Zero Percent Intro APR: These offers are often very attractive at first glance, but beware to read the fine print before signing up for one of these deals. According to the aforementioned article on Forbes.com, “most
0 percent APR offers are for balance transfers only. Any new purchases or cash advances will be subject to a much higher interest rate.” Often times the fact that new purchases or cash advances are subject to higher interest rates is not made highly visible unless you read through the entire disclaimer. Additionally, balance transfers to new credit cards often come with a transaction fee (usually 4%) which is automatically added to any transfer amounts. This means that the consumer is paying 4% just to move the money around – you might be getting 0% APR for six months, but you pay 4% upfront to get it. Making new purchases or using the card for cash advances can nullify any chance of utilizing the zero percent APR to more quickly pay down your debt. Remember to always read the fine print on any credit card offers.

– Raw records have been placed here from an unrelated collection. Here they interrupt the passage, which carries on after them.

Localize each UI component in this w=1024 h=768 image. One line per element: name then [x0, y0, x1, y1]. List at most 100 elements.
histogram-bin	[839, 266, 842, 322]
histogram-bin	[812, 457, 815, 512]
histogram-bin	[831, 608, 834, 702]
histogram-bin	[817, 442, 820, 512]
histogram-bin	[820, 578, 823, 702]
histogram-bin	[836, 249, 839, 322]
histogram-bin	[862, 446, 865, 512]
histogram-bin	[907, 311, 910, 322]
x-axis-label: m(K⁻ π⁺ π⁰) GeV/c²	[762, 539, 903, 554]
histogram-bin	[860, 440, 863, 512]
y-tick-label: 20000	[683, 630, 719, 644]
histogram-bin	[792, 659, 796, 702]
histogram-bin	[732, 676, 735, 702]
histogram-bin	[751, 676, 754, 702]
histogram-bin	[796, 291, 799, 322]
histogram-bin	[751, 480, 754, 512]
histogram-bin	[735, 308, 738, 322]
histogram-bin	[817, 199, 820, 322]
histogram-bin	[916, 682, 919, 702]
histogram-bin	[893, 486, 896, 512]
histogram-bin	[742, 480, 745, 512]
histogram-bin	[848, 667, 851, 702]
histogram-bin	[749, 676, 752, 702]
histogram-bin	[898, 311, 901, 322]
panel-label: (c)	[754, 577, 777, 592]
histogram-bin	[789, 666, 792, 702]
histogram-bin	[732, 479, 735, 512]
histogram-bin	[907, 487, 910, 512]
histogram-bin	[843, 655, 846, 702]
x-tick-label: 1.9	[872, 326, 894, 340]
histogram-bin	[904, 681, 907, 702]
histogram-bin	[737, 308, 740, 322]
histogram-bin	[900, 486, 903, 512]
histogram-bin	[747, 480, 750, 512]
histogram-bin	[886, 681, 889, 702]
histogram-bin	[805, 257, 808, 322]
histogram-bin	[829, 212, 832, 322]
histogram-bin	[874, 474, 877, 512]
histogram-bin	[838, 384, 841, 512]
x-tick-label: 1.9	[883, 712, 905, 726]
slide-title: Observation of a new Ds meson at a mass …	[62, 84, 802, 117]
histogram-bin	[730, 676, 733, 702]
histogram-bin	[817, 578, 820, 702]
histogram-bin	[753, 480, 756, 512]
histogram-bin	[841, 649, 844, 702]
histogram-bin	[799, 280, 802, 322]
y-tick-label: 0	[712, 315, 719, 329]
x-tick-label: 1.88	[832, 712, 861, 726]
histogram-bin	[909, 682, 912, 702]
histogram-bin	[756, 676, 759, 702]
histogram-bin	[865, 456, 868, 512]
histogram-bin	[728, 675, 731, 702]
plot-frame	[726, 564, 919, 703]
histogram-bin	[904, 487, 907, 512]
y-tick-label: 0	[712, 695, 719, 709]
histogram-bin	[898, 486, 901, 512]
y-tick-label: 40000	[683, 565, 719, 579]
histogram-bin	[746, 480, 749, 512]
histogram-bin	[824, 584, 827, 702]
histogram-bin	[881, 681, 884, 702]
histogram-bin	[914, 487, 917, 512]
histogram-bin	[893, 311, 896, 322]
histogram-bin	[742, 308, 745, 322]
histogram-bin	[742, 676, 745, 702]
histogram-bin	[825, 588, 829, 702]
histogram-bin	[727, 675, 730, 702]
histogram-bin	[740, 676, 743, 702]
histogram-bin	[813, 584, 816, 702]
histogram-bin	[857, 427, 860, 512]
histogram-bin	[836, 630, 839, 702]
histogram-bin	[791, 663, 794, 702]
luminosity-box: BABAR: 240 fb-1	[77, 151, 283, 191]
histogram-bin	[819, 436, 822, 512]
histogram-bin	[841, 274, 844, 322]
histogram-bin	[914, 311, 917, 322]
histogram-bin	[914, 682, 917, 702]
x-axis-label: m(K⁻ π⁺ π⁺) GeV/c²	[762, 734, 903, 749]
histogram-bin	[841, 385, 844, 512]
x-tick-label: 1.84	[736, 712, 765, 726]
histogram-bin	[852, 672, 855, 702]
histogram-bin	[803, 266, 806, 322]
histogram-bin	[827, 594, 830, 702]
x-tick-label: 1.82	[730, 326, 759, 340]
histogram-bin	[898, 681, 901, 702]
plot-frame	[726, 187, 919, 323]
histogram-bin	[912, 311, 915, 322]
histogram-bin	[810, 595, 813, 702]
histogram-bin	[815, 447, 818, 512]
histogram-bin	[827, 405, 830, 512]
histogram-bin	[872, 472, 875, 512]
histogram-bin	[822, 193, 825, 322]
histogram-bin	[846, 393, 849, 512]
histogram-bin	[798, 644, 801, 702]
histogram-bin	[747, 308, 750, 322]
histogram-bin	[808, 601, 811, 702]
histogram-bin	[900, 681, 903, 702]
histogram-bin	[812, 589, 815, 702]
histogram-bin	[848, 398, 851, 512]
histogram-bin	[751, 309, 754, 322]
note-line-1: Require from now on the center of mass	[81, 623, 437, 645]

Fixed Rates: A fixed rate credit card, as opposed to a variable rate credit card, is enticing to a credit card holder because it ensures you that you will be notified in advance if there is a change in your annual APR. However, this does not mean that your rates cannot be changed. The credit card company can still change the interest rate at any time, and for any reason they see fit. Most cards are attached to the “Prime Rate” (currently at 3.25%). This means that banks and credit card issuers will charge a “fixed rate plus prime”. If the prime rate goes up, so does your interest rate.
Inactivity/Annual Fees: Inactivity and annual fees (also known as membership fees) are fees that the credit card companies charge simply for holding the card. These fees can be a set amount determined for a yearly
basis, or a set percentage of the total credit limit on the card. Many times companies will offer a “No Annual Fees” promotion to bring in new customers. This offer is usually only for a set period of time, not for the entire period you hold the card. In addition, if you do not spend enough on a card over a specific period of time, card companies can also charge inactivity fees, which vary from company to company.